The danger is even greater if your car is not ready for the rigors of winter driving. Underinflated tires could reduce your traction even more, and worn-out windshield wipers could hinder your ability to see the road ahead. That is why it is important to get your vehicle in shape for winter driving before the first snowflakes start falling.
Consider Winter Tires
If you live in an area with lots of winter storms, you should consider a set of snow tires. All-weather tires are fine in most conditions, but they may not have the traction needed for heavy snow and ice.
Changing the tires can be a hassle, but you will only have to do it once each season. If you invest in a quality set of snow tires, they could last for several winters, and the peace of mind will be well worth the extra cost.
Change Your Wiper Blades
Chances are your wiper blades will be doing a lot more work once the ice and snow starts flying. All that snow and ice can really take a toll on old wiper blades, and you cannot afford to have an obstructed windshield during a snowstorm.
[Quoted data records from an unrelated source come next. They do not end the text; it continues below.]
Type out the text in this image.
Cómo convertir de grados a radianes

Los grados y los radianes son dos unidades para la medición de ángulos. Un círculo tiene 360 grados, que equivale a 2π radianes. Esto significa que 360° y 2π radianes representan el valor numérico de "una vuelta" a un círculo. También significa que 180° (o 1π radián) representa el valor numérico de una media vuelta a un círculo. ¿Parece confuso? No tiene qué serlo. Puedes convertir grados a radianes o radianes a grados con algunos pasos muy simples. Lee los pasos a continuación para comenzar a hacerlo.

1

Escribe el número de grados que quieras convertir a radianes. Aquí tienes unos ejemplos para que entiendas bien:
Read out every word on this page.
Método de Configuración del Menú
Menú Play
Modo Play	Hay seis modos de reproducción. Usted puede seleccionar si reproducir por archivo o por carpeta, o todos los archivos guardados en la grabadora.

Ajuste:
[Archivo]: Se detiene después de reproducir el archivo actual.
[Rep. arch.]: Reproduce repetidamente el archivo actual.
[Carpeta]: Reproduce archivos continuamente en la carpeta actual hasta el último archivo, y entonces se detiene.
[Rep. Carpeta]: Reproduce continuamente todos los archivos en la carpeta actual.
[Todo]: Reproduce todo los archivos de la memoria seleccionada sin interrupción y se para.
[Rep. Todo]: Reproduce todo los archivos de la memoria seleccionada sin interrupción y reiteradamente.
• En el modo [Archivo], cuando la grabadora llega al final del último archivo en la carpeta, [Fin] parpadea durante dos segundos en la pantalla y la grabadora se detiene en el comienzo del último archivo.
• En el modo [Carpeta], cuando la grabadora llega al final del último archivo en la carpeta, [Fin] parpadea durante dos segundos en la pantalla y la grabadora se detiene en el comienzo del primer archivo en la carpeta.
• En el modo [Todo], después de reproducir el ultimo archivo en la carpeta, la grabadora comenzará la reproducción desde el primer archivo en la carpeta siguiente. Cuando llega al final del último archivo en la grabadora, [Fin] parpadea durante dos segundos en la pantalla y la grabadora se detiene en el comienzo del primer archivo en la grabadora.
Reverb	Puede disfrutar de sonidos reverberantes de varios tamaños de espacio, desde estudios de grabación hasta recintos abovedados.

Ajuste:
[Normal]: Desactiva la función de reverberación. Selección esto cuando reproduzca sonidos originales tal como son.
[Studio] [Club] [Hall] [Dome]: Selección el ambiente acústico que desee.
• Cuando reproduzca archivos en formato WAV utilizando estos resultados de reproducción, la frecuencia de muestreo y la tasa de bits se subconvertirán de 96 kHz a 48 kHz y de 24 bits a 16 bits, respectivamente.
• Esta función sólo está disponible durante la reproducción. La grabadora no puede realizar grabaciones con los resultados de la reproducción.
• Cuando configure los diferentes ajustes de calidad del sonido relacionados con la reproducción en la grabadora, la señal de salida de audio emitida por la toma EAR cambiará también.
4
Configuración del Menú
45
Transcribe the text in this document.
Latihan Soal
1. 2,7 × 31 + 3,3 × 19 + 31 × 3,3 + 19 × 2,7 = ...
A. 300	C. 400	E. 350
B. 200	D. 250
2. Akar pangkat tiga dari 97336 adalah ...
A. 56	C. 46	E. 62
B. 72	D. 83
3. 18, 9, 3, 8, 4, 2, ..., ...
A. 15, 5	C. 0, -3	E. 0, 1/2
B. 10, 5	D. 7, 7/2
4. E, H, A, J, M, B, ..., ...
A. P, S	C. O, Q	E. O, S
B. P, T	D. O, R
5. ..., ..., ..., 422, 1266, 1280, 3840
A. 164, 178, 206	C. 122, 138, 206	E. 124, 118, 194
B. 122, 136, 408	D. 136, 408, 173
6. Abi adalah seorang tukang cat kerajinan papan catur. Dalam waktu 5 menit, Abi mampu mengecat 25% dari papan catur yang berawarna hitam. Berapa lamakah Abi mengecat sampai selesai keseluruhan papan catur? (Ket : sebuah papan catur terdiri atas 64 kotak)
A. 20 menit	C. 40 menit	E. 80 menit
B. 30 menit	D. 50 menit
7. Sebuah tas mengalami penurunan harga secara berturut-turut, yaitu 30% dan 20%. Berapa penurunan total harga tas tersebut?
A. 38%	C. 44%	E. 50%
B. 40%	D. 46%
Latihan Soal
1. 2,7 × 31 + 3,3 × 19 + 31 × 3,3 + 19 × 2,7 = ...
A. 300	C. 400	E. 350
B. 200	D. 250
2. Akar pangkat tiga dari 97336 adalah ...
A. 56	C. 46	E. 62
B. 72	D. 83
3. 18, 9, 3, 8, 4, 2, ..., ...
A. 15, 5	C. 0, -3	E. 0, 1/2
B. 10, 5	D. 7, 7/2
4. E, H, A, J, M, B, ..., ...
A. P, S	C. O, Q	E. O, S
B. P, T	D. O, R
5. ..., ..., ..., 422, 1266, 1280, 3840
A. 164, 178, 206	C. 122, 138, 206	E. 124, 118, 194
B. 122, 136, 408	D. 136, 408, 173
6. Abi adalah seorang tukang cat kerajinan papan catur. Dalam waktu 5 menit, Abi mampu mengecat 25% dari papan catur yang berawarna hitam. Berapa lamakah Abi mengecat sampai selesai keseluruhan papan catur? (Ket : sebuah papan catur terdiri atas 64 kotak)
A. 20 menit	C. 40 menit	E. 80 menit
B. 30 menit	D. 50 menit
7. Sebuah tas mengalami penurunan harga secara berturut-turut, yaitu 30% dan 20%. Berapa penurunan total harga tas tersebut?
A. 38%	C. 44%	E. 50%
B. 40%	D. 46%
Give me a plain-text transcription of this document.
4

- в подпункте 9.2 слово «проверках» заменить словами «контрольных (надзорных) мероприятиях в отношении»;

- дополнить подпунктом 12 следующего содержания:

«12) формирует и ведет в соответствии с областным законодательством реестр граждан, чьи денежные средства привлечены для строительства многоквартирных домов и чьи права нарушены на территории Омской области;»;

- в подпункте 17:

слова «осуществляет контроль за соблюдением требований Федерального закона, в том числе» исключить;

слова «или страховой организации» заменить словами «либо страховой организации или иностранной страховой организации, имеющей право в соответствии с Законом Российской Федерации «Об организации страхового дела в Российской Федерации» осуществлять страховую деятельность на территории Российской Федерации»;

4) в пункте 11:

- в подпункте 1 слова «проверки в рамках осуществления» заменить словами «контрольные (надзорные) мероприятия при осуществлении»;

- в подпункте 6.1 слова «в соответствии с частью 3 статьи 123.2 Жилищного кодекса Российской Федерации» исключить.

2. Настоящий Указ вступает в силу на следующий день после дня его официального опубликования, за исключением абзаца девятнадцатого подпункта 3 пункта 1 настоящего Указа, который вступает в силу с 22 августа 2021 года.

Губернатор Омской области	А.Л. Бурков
Even if your wiper blades are fairly new, you should replace them before winter arrives. Wiper blades are inexpensive and easy to change, so there is really no reason not to give them a winter upgrade. While you are at it you might want to pick up windshield washer fluid with low temperature properties built in. Regular washer fluid can freeze up in extreme conditions, and that could hamper your visibility and create an expensive repair.
Check Your Battery
If you cannot remember the last time you changed your car’s battery, this vital part of your starting system may be nearing the end of its life. Most batteries are designed to last between 3 and 5 years, so check the sticker to see when it was installed and how long it is expected to go.
Most battery manufacturers place a sticker on the top or side to make this assessment easier. If you cannot find that sticker, you may have to go through your records to see when the battery was first installed. If you do not have the records, you can always have your mechanic or the local automotive retailer test the battery to see how much life it has left. Either way, testing the battery now can prevent a troublesome breakdown later.
Top Off Your AntiFreeze
Be sure to check your antifreeze frequently both before winter and during. Find the antifreeze reservoir and check the level carefully. Top off the reservoir if the level is low, then check it again in a couple of days.
If the antifreeze level is low again, you have a leak somewhere – one that you need to address before the weather gets cold. Take the car to your mechanic and have them look for the leak, then keep an eye on the antifreeze level throughout the winter driving season.
Check Your Tire Pressure
Tire pressure can fall dramatically in cold weather, so now is the time to make sure all four tires are properly inflated. Going into winter with under-inflated tires is just asking for trouble, so take a few minutes to check the pressure.
If the tire pressure is low, inflate each tire to the manufacturer recommendations. Check the tire pressure again each time you fill your fuel tank and top off the air if needed.
There is still time to get your car in shape for winter driving. Take a few minutes to check your vehicle and make sure it is ready for the challenges of winter. You will be glad you took the time when the snow and ice start to fall.